Nach dem Erdbeben verließen die Menschen in Valparaiso ihre Häsuer aus Angst vor einer Tsunami-Welle. Foto: dpa

Vor der Nordküste Chile bebt die Erde stark wie lange nicht mehr. Für die ganze Pazifikregion wird eine Tsunamiwarnung ausgesprochen. Es gibt viele Schäden und Tote. Die Behörden hoffen aber, dass die Zahl der Opfer gering bleibt.

 

Santiago – Nach dem schweren Erdbeben in Chile ist die Zahl der Opfer auf mindestens fünf gestiegen. Dies sagte Präsidentin Michelle Bachelet. Sie kündigte an, am Donnerstag in die betroffenen Gebiete zu reisen. In Medienberichten, die sich auf örtliche Behörden beriefen, war von vier Toten die Rede.

Das Beben der Stärke 8,3 ereignete sich am Mittwochabend (Ortszeit) 55 Kilometer vor der Küste in Höhe der Stadt Illapel, die rund 280 Kilometer nördlich der Hauptstadt Santiago liegt. Die US-Erdbebenwarte USGS bezifferte die Stärke auf 8,4. Es war das stärkste Beben seit über fünf Jahren in der Gegend. Im Februar 2010 waren in Chile bei Erdstößen der Stärke 8,8 mehr als 520 Menschen gestorben.

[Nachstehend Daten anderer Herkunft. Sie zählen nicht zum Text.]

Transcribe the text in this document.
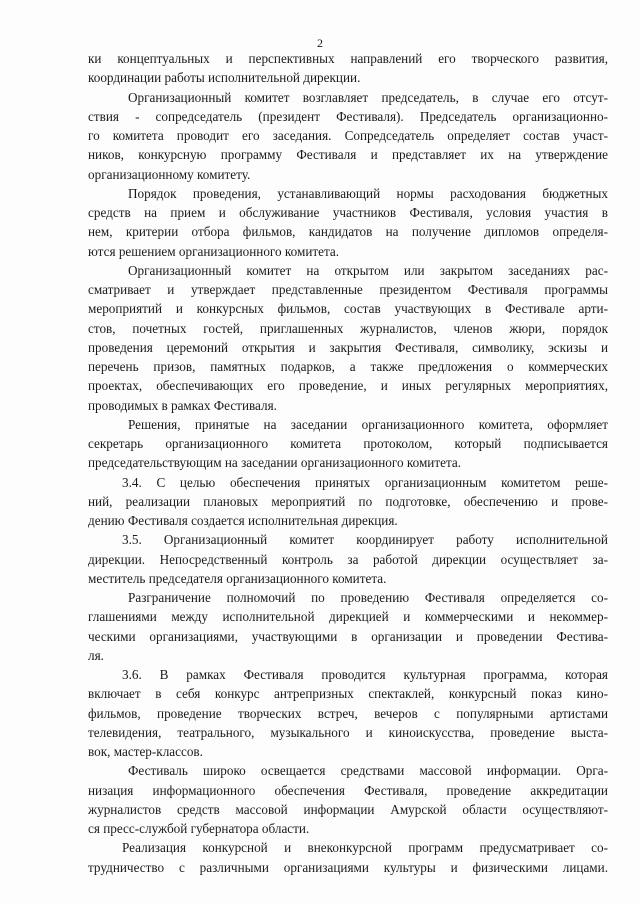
2
ки концептуальных и перспективных направлений его творческого развития,
координации работы исполнительной дирекции.
Организационный комитет возглавляет председатель, в случае его отсут-
ствия - сопредседатель (президент Фестиваля). Председатель организационно-
го комитета проводит его заседания. Сопредседатель определяет состав участ-
ников, конкурсную программу Фестиваля и представляет их на утверждение
организационному комитету.
Порядок проведения, устанавливающий нормы расходования бюджетных
средств на прием и обслуживание участников Фестиваля, условия участия в
нем, критерии отбора фильмов, кандидатов на получение дипломов определя-
ются решением организационного комитета.
Организационный комитет на открытом или закрытом заседаниях рас-
сматривает и утверждает представленные президентом Фестиваля программы
мероприятий и конкурсных фильмов, состав участвующих в Фестивале арти-
стов, почетных гостей, приглашенных журналистов, членов жюри, порядок
проведения церемоний открытия и закрытия Фестиваля, символику, эскизы и
перечень призов, памятных подарков, а также предложения о коммерческих
проектах, обеспечивающих его проведение, и иных регулярных мероприятиях,
проводимых в рамках Фестиваля.
Решения, принятые на заседании организационного комитета, оформляет
секретарь организационного комитета протоколом, который подписывается
председательствующим на заседании организационного комитета.
3.4. С целью обеспечения принятых организационным комитетом реше-
ний, реализации плановых мероприятий по подготовке, обеспечению и прове-
дению Фестиваля создается исполнительная дирекция.
3.5. Организационный комитет координирует работу исполнительной
дирекции. Непосредственный контроль за работой дирекции осуществляет за-
меститель председателя организационного комитета.
Разграничение полномочий по проведению Фестиваля определяется со-
глашениями между исполнительной дирекцией и коммерческими и некоммер-
ческими организациями, участвующими в организации и проведении Фестива-
ля.
3.6. В рамках Фестиваля проводится культурная программа, которая
включает в себя конкурс антрепризных спектаклей, конкурсный показ кино-
фильмов, проведение творческих встреч, вечеров с популярными артистами
телевидения, театрального, музыкального и киноискусства, проведение выста-
вок, мастер-классов.
Фестиваль широко освещается средствами массовой информации. Орга-
низация информационного обеспечения Фестиваля, проведение аккредитации
журналистов средств массовой информации Амурской области осуществляют-
ся пресс-службой губернатора области.
Реализация конкурсной и внеконкурсной программ предусматривает со-
трудничество с различными организациями культуры и физическими лицами.
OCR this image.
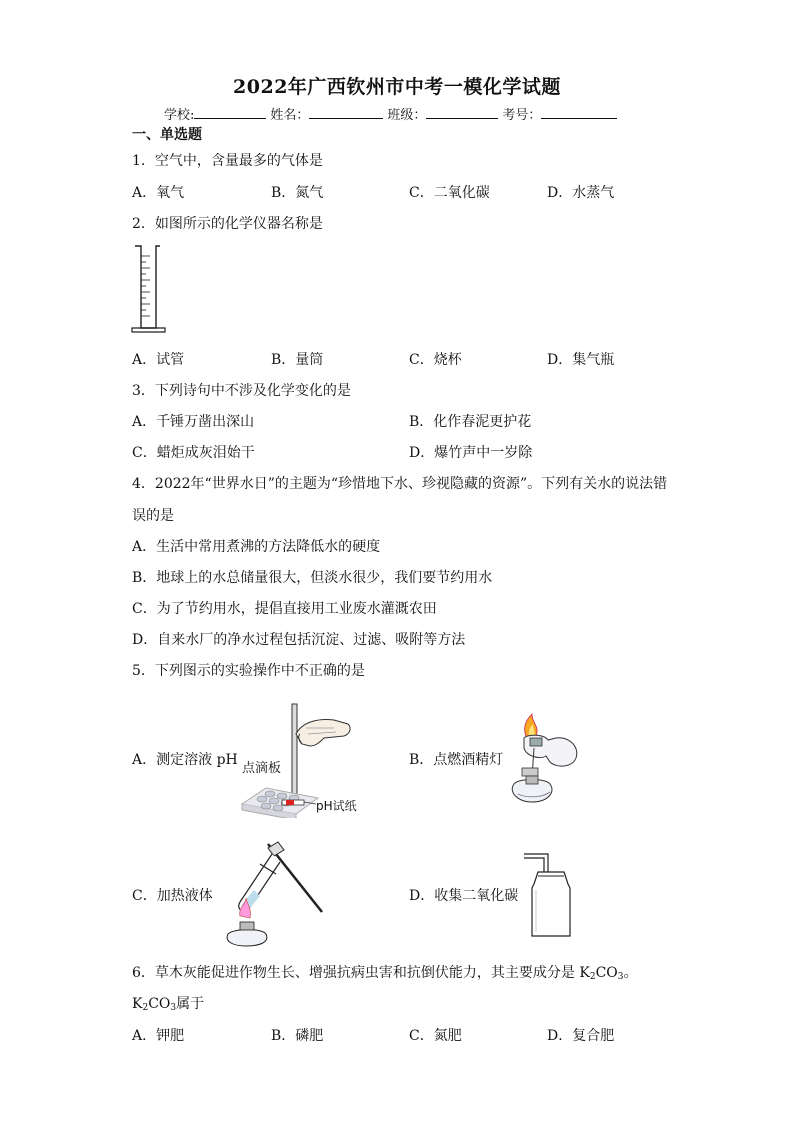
2022年广西钦州市中考一模化学试题
学校:	姓名：	班级：	考号：
一、单选题
1．空气中，含量最多的气体是
A．氧气	B．氮气	C．二氧化碳	D．水蒸气
2．如图所示的化学仪器名称是
A．试管	B．量筒	C．烧杯	D．集气瓶
3．下列诗句中不涉及化学变化的是
A．千锤万凿出深山	B．化作春泥更护花
C．蜡炬成灰泪始干	D．爆竹声中一岁除
4．2022年“世界水日”的主题为“珍惜地下水、珍视隐藏的资源”。下列有关水的说法错
误的是
A．生活中常用煮沸的方法降低水的硬度
B．地球上的水总储量很大，但淡水很少，我们要节约用水
C．为了节约用水，提倡直接用工业废水灌溉农田
D．自来水厂的净水过程包括沉淀、过滤、吸附等方法
5．下列图示的实验操作中不正确的是
A．测定溶液 pH
点滴板
pH试纸
B．点燃酒精灯
C．加热液体	D．收集二氧化碳
6．草木灰能促进作物生长、增强抗病虫害和抗倒伏能力，其主要成分是 $K_2CO_3$。
$K_2CO_3$属于
A．钾肥	B．磷肥	C．氮肥	D．复合肥
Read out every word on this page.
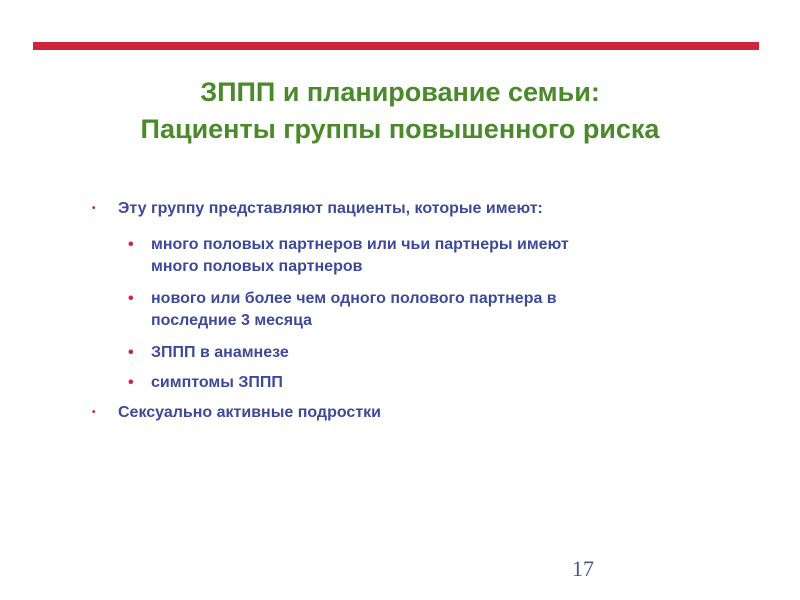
ЗППП и планирование семьи:
Пациенты группы повышенного риска
•	Эту группу представляют пациенты, которые имеют:
•	много половых партнеров или чьи партнеры имеют
много половых партнеров
•	нового или более чем одного полового партнера в
последние 3 месяца
•	ЗППП в анамнезе
•	симптомы ЗППП
•	Сексуально активные подростки
17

Das Pazifik-Zentrum für Tsunamiwarnungen warnte nach dem Beben vom Mittwoch vor Wellen von mehr als drei Metern Höhe. Die Bewohner der chilenischen Küstenregionen waren aufgerufen, sich in Sicherheit zu bringen. Coquimbo wurde Berichten zufolge von vier Meter hohen Wellen getroffen. Der Bürgermeister sagte demnach, Wasser stehe in großen Teilen der Stadt. Kleinere Tsunami-Wellen wurden aus Valparaiso, Concon und anderen chilenischen Städten gemeldet.

Das Beben verursachte Stromausfälle, Straßen nahmen Schaden. Der Bürgermeister von Canela sagte dem Radiosender "Bio Bio", dort seien viele Hauswände eingestürzt.